Apellis taps Henry Winkler to raise awareness of eye disease as drug launch ramps up

Apellis Pharmaceuticals is eyeing happy days for its new geographic atrophy (GA) therapy Syfovre. With the market to itself, for now, the biotech is working to raise awareness about the disease and its warning signs—and has brought Henry Winkler on board to help get the message out.

The FDA approved Syfovre in February, making it the first product authorized for use in GA. Iveric Bio is in hot pursuit, with the FDA set to decide whether to approve its GA candidate in August, but for now Syfovre is the only game in town. Moving into virgin territory, Apellis’ first focus is to ensure patients are under specialists and understand they have a treatment option.

“We're really trying to educate on what the disease is and what it is that you should be looking for. If you're older, and you see vision changes, and you know that there's something that's not quite right, you should say something to your physician, especially if you’re in that age range of 75 and older,” David Acheson, senior vice president, North America commercial at Apellis, said. 

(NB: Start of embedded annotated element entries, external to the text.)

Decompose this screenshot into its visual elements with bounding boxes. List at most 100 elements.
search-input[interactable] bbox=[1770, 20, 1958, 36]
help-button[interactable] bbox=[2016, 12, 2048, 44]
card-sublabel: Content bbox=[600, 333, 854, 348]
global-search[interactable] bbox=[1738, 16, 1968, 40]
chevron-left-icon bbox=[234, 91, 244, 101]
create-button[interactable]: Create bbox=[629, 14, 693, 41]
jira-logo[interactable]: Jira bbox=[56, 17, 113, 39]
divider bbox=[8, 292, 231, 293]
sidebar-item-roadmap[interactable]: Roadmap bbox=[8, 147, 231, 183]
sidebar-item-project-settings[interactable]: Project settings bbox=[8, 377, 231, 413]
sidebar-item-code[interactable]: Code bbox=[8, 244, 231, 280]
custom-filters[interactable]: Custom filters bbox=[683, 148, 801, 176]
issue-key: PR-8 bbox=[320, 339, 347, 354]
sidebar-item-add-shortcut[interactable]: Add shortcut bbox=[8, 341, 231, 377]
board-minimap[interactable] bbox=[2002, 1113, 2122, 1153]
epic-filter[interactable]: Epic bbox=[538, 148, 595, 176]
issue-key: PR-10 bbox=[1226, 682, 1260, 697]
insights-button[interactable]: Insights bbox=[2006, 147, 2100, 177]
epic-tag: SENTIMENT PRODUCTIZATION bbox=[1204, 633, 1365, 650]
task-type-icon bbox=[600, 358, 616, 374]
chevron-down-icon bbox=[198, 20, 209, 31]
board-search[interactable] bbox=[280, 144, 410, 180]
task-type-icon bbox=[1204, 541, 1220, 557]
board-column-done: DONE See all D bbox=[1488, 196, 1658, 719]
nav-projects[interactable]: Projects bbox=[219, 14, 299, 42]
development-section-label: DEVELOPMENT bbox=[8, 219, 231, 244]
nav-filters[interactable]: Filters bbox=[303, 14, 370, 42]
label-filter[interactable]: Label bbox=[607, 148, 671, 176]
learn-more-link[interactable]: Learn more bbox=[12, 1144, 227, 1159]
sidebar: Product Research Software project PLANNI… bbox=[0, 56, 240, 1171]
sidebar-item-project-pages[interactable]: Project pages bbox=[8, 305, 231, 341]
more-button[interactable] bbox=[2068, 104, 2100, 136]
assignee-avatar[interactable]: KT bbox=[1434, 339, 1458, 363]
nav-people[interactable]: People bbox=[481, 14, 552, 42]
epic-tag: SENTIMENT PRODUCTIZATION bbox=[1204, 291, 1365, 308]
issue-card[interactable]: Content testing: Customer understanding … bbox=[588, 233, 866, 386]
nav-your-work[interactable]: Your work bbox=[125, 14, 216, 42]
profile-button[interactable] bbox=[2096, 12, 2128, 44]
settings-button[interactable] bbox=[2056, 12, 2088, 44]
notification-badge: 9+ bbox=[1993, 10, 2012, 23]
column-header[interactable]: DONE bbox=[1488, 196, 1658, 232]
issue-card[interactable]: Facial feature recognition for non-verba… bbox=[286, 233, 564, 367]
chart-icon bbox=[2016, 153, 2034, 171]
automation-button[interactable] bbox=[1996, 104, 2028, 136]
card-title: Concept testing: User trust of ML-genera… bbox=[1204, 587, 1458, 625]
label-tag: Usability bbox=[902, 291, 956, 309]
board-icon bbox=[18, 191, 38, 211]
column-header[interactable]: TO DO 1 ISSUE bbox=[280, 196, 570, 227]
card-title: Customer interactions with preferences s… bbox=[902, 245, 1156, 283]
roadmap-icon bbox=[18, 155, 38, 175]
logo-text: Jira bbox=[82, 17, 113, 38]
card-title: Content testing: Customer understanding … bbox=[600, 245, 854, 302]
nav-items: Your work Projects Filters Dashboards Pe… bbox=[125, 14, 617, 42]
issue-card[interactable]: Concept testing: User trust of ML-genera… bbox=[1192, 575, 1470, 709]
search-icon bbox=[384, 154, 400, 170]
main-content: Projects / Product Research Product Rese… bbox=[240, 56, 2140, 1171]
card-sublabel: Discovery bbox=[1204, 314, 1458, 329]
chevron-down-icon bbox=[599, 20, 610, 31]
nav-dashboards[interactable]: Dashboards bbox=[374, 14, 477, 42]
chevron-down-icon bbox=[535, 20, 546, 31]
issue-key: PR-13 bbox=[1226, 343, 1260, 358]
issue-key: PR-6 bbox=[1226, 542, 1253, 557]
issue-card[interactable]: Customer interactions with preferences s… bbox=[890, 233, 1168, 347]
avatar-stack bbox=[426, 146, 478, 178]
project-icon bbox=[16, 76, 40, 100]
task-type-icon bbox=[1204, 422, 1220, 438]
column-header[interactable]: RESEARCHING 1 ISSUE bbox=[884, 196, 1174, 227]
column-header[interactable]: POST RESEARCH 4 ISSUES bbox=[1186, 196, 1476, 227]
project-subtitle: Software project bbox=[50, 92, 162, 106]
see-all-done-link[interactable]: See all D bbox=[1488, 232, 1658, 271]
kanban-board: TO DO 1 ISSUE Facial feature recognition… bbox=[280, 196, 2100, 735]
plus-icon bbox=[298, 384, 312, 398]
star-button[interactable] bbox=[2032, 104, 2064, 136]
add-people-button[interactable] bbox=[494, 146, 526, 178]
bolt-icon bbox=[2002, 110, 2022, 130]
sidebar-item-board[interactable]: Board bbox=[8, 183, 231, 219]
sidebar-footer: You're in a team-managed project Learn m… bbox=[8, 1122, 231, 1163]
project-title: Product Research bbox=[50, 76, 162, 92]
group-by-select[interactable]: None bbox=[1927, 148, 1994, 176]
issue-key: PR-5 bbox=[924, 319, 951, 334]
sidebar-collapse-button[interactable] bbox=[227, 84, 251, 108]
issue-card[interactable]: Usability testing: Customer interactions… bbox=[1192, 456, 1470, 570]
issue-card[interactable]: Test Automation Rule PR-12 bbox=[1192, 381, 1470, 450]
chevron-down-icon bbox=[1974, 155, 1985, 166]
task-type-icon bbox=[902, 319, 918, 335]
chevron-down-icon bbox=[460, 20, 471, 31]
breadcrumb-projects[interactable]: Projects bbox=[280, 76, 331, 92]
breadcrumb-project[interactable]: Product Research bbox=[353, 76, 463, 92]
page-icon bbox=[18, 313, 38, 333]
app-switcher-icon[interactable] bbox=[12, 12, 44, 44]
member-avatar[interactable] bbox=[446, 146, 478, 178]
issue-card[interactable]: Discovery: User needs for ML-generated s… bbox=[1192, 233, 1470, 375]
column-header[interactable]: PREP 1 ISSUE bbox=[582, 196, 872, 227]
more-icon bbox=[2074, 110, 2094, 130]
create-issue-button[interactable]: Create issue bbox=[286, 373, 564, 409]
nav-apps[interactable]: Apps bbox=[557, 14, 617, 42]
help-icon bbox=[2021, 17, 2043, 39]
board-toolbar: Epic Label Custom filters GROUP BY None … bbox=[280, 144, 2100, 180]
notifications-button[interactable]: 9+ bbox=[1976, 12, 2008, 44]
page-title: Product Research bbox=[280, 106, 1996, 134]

Today, around half of patients with diagnosed GA are under retina specialists that do eye injections but the rest are across other offices, such as optometry and general ophthalmology sites. Other patients may have undiagnosed GA, an advanced form of age-related macular degeneration. By raising awareness of GA, Apellis hopes to get more patients referred to specialists who can diagnose and treat the disease.

Winkler, an actor who made his name as "The Fonz" in the TV show Happy Days, is supporting Apellis’ work to raise awareness of GA. The work is personal for Winkler, whose father-in-law suffered vision loss that forced him to “give up his dental practice when he could no longer see cavities,” the actor said in a video for Apellis.

In the video, which is on Apellis’ “Eyes on GA” website, Winkler delivers a monologue about his father-in-law’s experience from a film set and discusses his own thinking about GA. “I’m proactive when it comes to vision. If I started seeing changes, I’d carry my car to the eye doctor’s office. That’s how on top of your vision you have to be,” Winkler said.

The actor’s personal relationship with vision loss was part of the reason that Apellis made him the face of the campaign. The other key factor was the likeability of Winkler, a man who has been making Americans laugh for 50 years, among the target demographic. 

“He tested better through our agency than any celebrity they've ever done testing for,” Acheson said. “He had a 99% rating. When we tested with patients, many people said, ‘I don't want a celebrity, that's not something that interests me.’ But when they saw Henry Winkler they said, ‘but I do like him.’ He's just a likable guy.”

In the coming months, Winkler, currently on screens in a new season of Barry, will be talking about GA and his personal story as part of the media work for his professional career. Apellis will then transition to TV and radio work. “At some point, we may entertain doing something product-specific, but today it's all going to be disease state education, and that's for the foreseeable future,” Acheson said.